Traditional RAG systems treat PDF pages simply as plain text, leading to loss of key information: table structures are broken, chart insights cannot be extracted, and handwritten annotations are ignored. For highly structured enterprise documents (such as annual reports and financial disclosure documents), this flat processing method cannot meet practical needs.

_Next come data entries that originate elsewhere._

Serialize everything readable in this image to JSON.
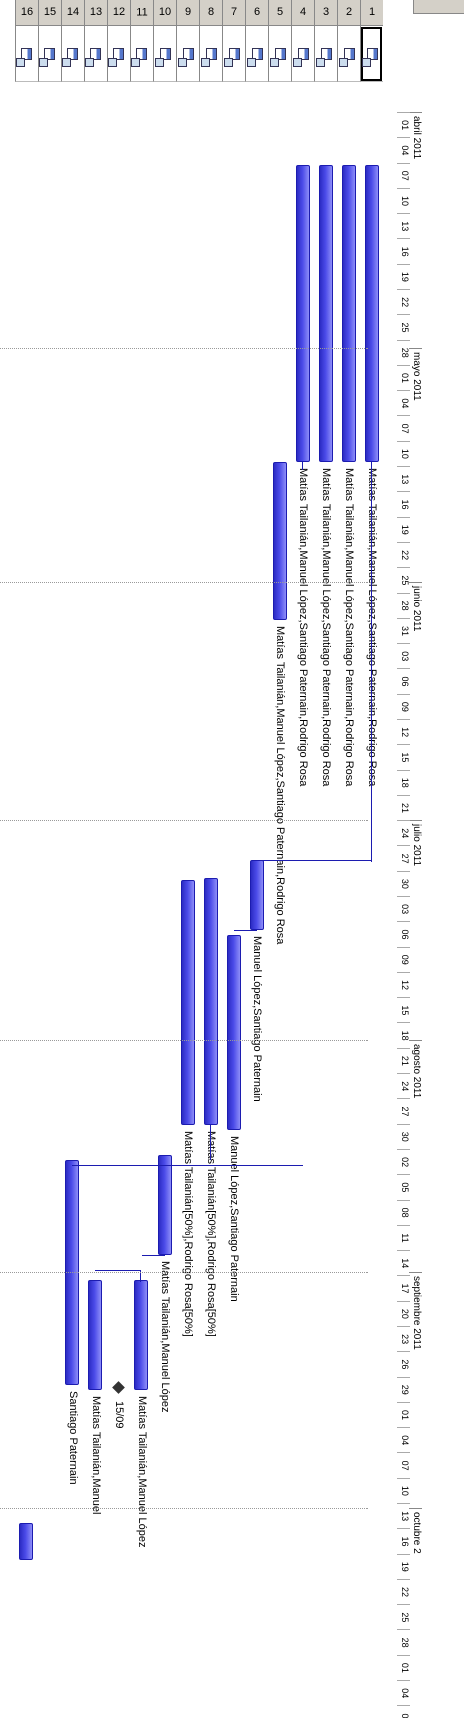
{
  "header": {
    "months": [
      "abril 2011",
      "mayo 2011",
      "junio 2011",
      "julio 2011",
      "agosto 2011",
      "septiembre 2011",
      "octubre 2"
    ],
    "days": [
      "01",
      "04",
      "07",
      "10",
      "13",
      "16",
      "19",
      "22",
      "25",
      "28",
      "01",
      "04",
      "07",
      "10",
      "13",
      "16",
      "19",
      "22",
      "25",
      "28",
      "31",
      "03",
      "06",
      "09",
      "12",
      "15",
      "18",
      "21",
      "24",
      "27",
      "30",
      "03",
      "06",
      "09",
      "12",
      "15",
      "18",
      "21",
      "24",
      "27",
      "30",
      "02",
      "05",
      "08",
      "11",
      "14",
      "17",
      "20",
      "23",
      "26",
      "29",
      "01",
      "04",
      "07",
      "10",
      "13",
      "16",
      "19",
      "22",
      "25",
      "28",
      "01",
      "04",
      "07"
    ]
  },
  "rows": {
    "ids": [
      "1",
      "2",
      "3",
      "4",
      "5",
      "6",
      "7",
      "8",
      "9",
      "10",
      "11",
      "12",
      "13",
      "14",
      "15",
      "16"
    ],
    "info_icon": "info-icon",
    "selected_row": "1"
  },
  "tasks": [
    {
      "label": "Matías Tailanián,Manuel López,Santiago Paternain,Rodrigo Rosa"
    },
    {
      "label": "Matías Tailanián,Manuel López,Santiago Paternain,Rodrigo Rosa"
    },
    {
      "label": "Matías Tailanián,Manuel López,Santiago Paternain,Rodrigo Rosa"
    },
    {
      "label": "Matías Tailanián,Manuel López,Santiago Paternain,Rodrigo Rosa"
    },
    {
      "label": "Matías Tailanián,Manuel López,Santiago Paternain,Rodrigo Rosa"
    },
    {
      "label": "Manuel López,Santiago Paternain"
    },
    {
      "label": "Manuel López,Santiago Paternain"
    },
    {
      "label": "Matías Tailanián[50%],Rodrigo Rosa[50%]"
    },
    {
      "label": "Matías Tailanián[50%],Rodrigo Rosa[50%]"
    },
    {
      "label": "Matías Tailanián,Manuel López"
    },
    {
      "label": "Matías Tailanián,Manuel López"
    },
    {
      "label": "15/09"
    },
    {
      "label": "Matías Tailanián,Manuel"
    },
    {
      "label": "Santiago Paternain"
    },
    {
      "label": ""
    },
    {
      "label": ""
    }
  ],
  "colors": {
    "bar": "#4a4ae8",
    "link": "#1c1cb0"
  }
}
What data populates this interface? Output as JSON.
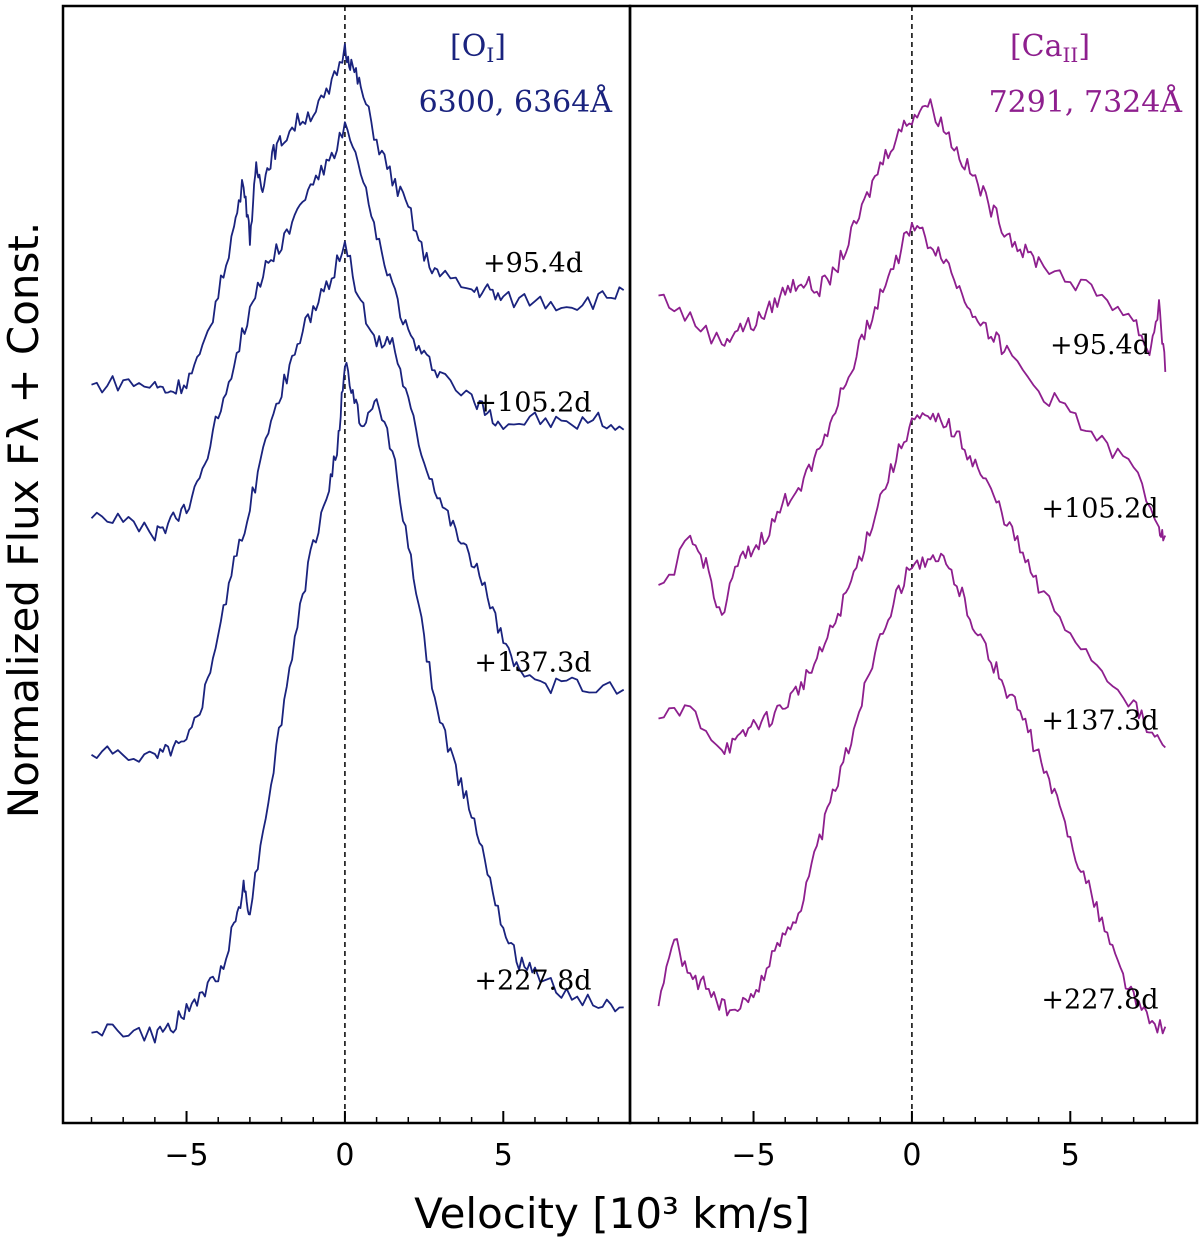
{
  "chart_data": [
    {
      "type": "line",
      "title_species": "[O",
      "title_ion": "I",
      "title_wavelengths": "6300, 6364Å",
      "color": "#1a237e",
      "xlabel": "Velocity [10³ km/s]",
      "ylabel": "Normalized Flux Fλ + Const.",
      "xlim": [
        -8.9,
        9.0
      ],
      "xticks": [
        "−5",
        "0",
        "5"
      ],
      "xtick_values": [
        -5,
        0,
        5
      ],
      "reference_line_x": 0,
      "series": [
        {
          "epoch": "+95.4d",
          "x": [
            -8.0,
            -7.0,
            -6.0,
            -5.5,
            -5.0,
            -4.5,
            -4.0,
            -3.5,
            -3.2,
            -3.0,
            -2.8,
            -2.6,
            -2.3,
            -2.0,
            -1.5,
            -1.0,
            -0.5,
            0.0,
            0.2,
            0.5,
            1.0,
            1.5,
            2.0,
            2.5,
            3.0,
            4.0,
            4.5,
            5.0,
            6.0,
            7.0,
            8.0,
            8.8
          ],
          "y": [
            7.05,
            7.1,
            7.05,
            7.0,
            7.1,
            7.4,
            8.0,
            8.7,
            9.2,
            8.6,
            9.3,
            9.15,
            9.45,
            9.6,
            9.8,
            9.9,
            10.1,
            10.55,
            10.4,
            10.15,
            9.6,
            9.2,
            8.9,
            8.4,
            8.2,
            8.05,
            8.05,
            7.95,
            7.95,
            7.9,
            7.95,
            8.05
          ]
        },
        {
          "epoch": "+105.2d",
          "x": [
            -8.0,
            -7.0,
            -6.0,
            -5.5,
            -5.0,
            -4.5,
            -4.0,
            -3.5,
            -3.0,
            -2.5,
            -2.0,
            -1.5,
            -1.0,
            -0.5,
            0.0,
            0.5,
            1.0,
            1.5,
            2.0,
            2.5,
            3.0,
            4.0,
            4.5,
            5.0,
            6.0,
            7.0,
            8.0,
            8.8
          ],
          "y": [
            5.75,
            5.65,
            5.5,
            5.65,
            5.75,
            6.2,
            6.75,
            7.3,
            7.85,
            8.3,
            8.55,
            8.85,
            9.2,
            9.35,
            9.75,
            9.25,
            8.6,
            8.1,
            7.6,
            7.35,
            7.2,
            6.9,
            6.8,
            6.65,
            6.7,
            6.65,
            6.7,
            6.6
          ]
        },
        {
          "epoch": "+137.3d",
          "x": [
            -8.0,
            -7.0,
            -6.0,
            -5.5,
            -5.0,
            -4.5,
            -4.0,
            -3.5,
            -3.0,
            -2.5,
            -2.0,
            -1.5,
            -1.0,
            -0.5,
            0.0,
            0.5,
            1.0,
            1.5,
            2.0,
            2.5,
            3.0,
            3.5,
            4.0,
            4.5,
            5.0,
            5.5,
            6.5,
            7.5,
            8.8
          ],
          "y": [
            3.2,
            3.25,
            3.2,
            3.3,
            3.35,
            3.8,
            4.5,
            5.2,
            5.8,
            6.5,
            7.0,
            7.5,
            7.85,
            8.1,
            8.55,
            7.9,
            7.5,
            7.55,
            6.9,
            6.3,
            5.9,
            5.55,
            5.25,
            4.9,
            4.4,
            4.05,
            3.95,
            3.95,
            3.9
          ]
        },
        {
          "epoch": "+227.8d",
          "x": [
            -8.0,
            -7.0,
            -6.0,
            -5.5,
            -5.0,
            -4.5,
            -4.0,
            -3.5,
            -3.2,
            -3.0,
            -2.5,
            -2.0,
            -1.5,
            -1.0,
            -0.5,
            -0.2,
            0.0,
            0.3,
            0.6,
            1.0,
            1.5,
            2.0,
            2.5,
            3.0,
            3.5,
            4.0,
            4.5,
            5.0,
            5.5,
            6.0,
            7.0,
            8.0,
            8.8
          ],
          "y": [
            0.4,
            0.35,
            0.3,
            0.4,
            0.55,
            0.75,
            0.9,
            1.45,
            1.85,
            1.6,
            2.6,
            3.6,
            4.6,
            5.4,
            6.0,
            6.5,
            7.3,
            6.9,
            6.6,
            6.9,
            6.4,
            5.4,
            4.4,
            3.6,
            3.05,
            2.65,
            2.05,
            1.45,
            1.05,
            0.95,
            0.75,
            0.65,
            0.6
          ]
        }
      ]
    },
    {
      "type": "line",
      "title_species": "[Ca",
      "title_ion": "II",
      "title_wavelengths": "7291, 7324Å",
      "color": "#8e1f8e",
      "xlim": [
        -8.9,
        9.0
      ],
      "xticks": [
        "−5",
        "0",
        "5"
      ],
      "xtick_values": [
        -5,
        0,
        5
      ],
      "reference_line_x": 0,
      "series": [
        {
          "epoch": "+95.4d",
          "x": [
            -8.0,
            -7.0,
            -6.0,
            -5.5,
            -5.0,
            -4.5,
            -4.0,
            -3.5,
            -3.0,
            -2.5,
            -2.0,
            -1.5,
            -1.0,
            -0.5,
            0.0,
            0.5,
            1.0,
            1.5,
            2.0,
            2.5,
            3.0,
            3.5,
            4.0,
            5.0,
            6.0,
            7.0,
            7.5,
            7.8,
            8.0
          ],
          "y": [
            8.0,
            7.75,
            7.5,
            7.65,
            7.7,
            7.85,
            8.05,
            8.15,
            8.05,
            8.2,
            8.55,
            8.95,
            9.35,
            9.65,
            9.85,
            10.0,
            9.75,
            9.45,
            9.2,
            8.9,
            8.65,
            8.45,
            8.35,
            8.15,
            8.0,
            7.75,
            7.4,
            7.9,
            7.2
          ]
        },
        {
          "epoch": "+105.2d",
          "x": [
            -8.0,
            -7.0,
            -6.5,
            -6.0,
            -5.5,
            -5.0,
            -4.5,
            -4.0,
            -3.5,
            -3.0,
            -2.5,
            -2.0,
            -1.5,
            -1.0,
            -0.5,
            0.0,
            0.5,
            1.0,
            1.5,
            2.0,
            2.5,
            3.0,
            4.0,
            5.0,
            6.0,
            7.0,
            7.8,
            8.0
          ],
          "y": [
            4.9,
            5.45,
            5.2,
            4.65,
            5.2,
            5.35,
            5.55,
            5.85,
            6.05,
            6.35,
            6.75,
            7.15,
            7.6,
            8.0,
            8.35,
            8.75,
            8.55,
            8.4,
            8.05,
            7.8,
            7.6,
            7.4,
            7.0,
            6.8,
            6.45,
            6.2,
            5.6,
            5.5
          ]
        },
        {
          "epoch": "+137.3d",
          "x": [
            -8.0,
            -7.0,
            -6.0,
            -5.5,
            -5.0,
            -4.5,
            -4.0,
            -3.5,
            -3.0,
            -2.5,
            -2.0,
            -1.5,
            -1.0,
            -0.5,
            0.0,
            0.5,
            1.0,
            1.5,
            2.0,
            2.5,
            3.0,
            3.5,
            4.0,
            5.0,
            6.0,
            7.0,
            7.5,
            8.0
          ],
          "y": [
            3.6,
            3.7,
            3.3,
            3.35,
            3.55,
            3.6,
            3.75,
            3.95,
            4.2,
            4.55,
            4.95,
            5.4,
            5.9,
            6.3,
            6.7,
            6.7,
            6.7,
            6.5,
            6.25,
            5.95,
            5.65,
            5.3,
            4.95,
            4.5,
            4.1,
            3.75,
            3.45,
            3.3
          ]
        },
        {
          "epoch": "+227.8d",
          "x": [
            -8.0,
            -7.5,
            -7.0,
            -6.5,
            -6.0,
            -5.5,
            -5.0,
            -4.5,
            -4.0,
            -3.5,
            -3.0,
            -2.5,
            -2.0,
            -1.5,
            -1.0,
            -0.5,
            0.0,
            0.5,
            1.0,
            1.5,
            2.0,
            2.5,
            3.0,
            3.5,
            4.0,
            4.5,
            5.0,
            5.5,
            6.0,
            6.5,
            7.0,
            7.5,
            8.0
          ],
          "y": [
            0.7,
            1.3,
            0.9,
            0.85,
            0.6,
            0.55,
            0.75,
            1.05,
            1.4,
            1.65,
            2.25,
            2.8,
            3.3,
            3.9,
            4.5,
            4.85,
            5.25,
            5.2,
            5.25,
            4.95,
            4.55,
            4.2,
            3.9,
            3.6,
            3.2,
            2.8,
            2.35,
            1.9,
            1.5,
            1.05,
            0.7,
            0.45,
            0.4
          ]
        }
      ]
    }
  ]
}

## System Approach: Four-Stage Processing Pipeline and Technical Architecture

### Four-Stage Processing Pipeline
1. **Document Ingestion**: Use pdfplumber to extract text, Tesseract OCR to process scanned PDFs, camelot-py to extract tables into DataFrames
2. **Content Enhancement**: Generate chart descriptions via BakLLaVA, recognize handwritten annotations with EasyOCR
3. **Index Construction**: After intelligent chunking, generate embeddings using sentence-transformers and store in FAISS vector database
4. **Retrieval & Generation**: Combine semantic search with local LLM (run via Ollama) to generate answers

### Core Technology Stack
- Document Processing Layer: pdfplumber, camelot-py, Tesseract/OCR
- Vector Retrieval Layer: sentence-transformers, FAISS
- LLM Layer: Run lightweight models like phi3/qwen2 locally via Ollama
- UI Layer: Build web interface with Streamlit

## Advantages & Applications: Low Hardware Requirements and Typical Scenarios

#### Hardware Optimization
Official recommended configuration: 8GB DDR4 RAM, 512GB SSD, Intel i3 11th-gen processor, integrated graphics—no GPU required to run

#### Typical Application Scenarios
- Financial Analysis: Quickly query financial indicators from annual reports
- Compliance Review: Retrieve relevant clauses from regulatory documents
- Knowledge Management: Convert historical documents into searchable knowledge bases
- Audit Support: Cross-document query for abnormal transactions and handwritten annotation clues

## Limitations & Improvements: Current Shortcomings and Future Directions

#### Existing Limitations
1. BakLLaVA has limited ability to describe complex multi-dimensional charts
2. Handwriting recognition accuracy is affected by writing quality and language

#### Improvement Directions
- Support more document formats like Word and Excel
- Introduce more powerful multimodal models
- Optimize vector representation of table structures
- Enhance ability to understand relationships between documents

## Summary & Insights: Evolution of RAG Technology in Enterprise Scenarios

This project demonstrates the transformation of RAG technology from text retrieval to multimodal, structure-aware knowledge extraction, proving that enterprise-level document intelligence systems can be built with limited hardware resources. The local deployment mode ensures data privacy, and the open-source solution provides developers with end-to-end practical references. Such systems will become standard configurations in the knowledge management field in the future.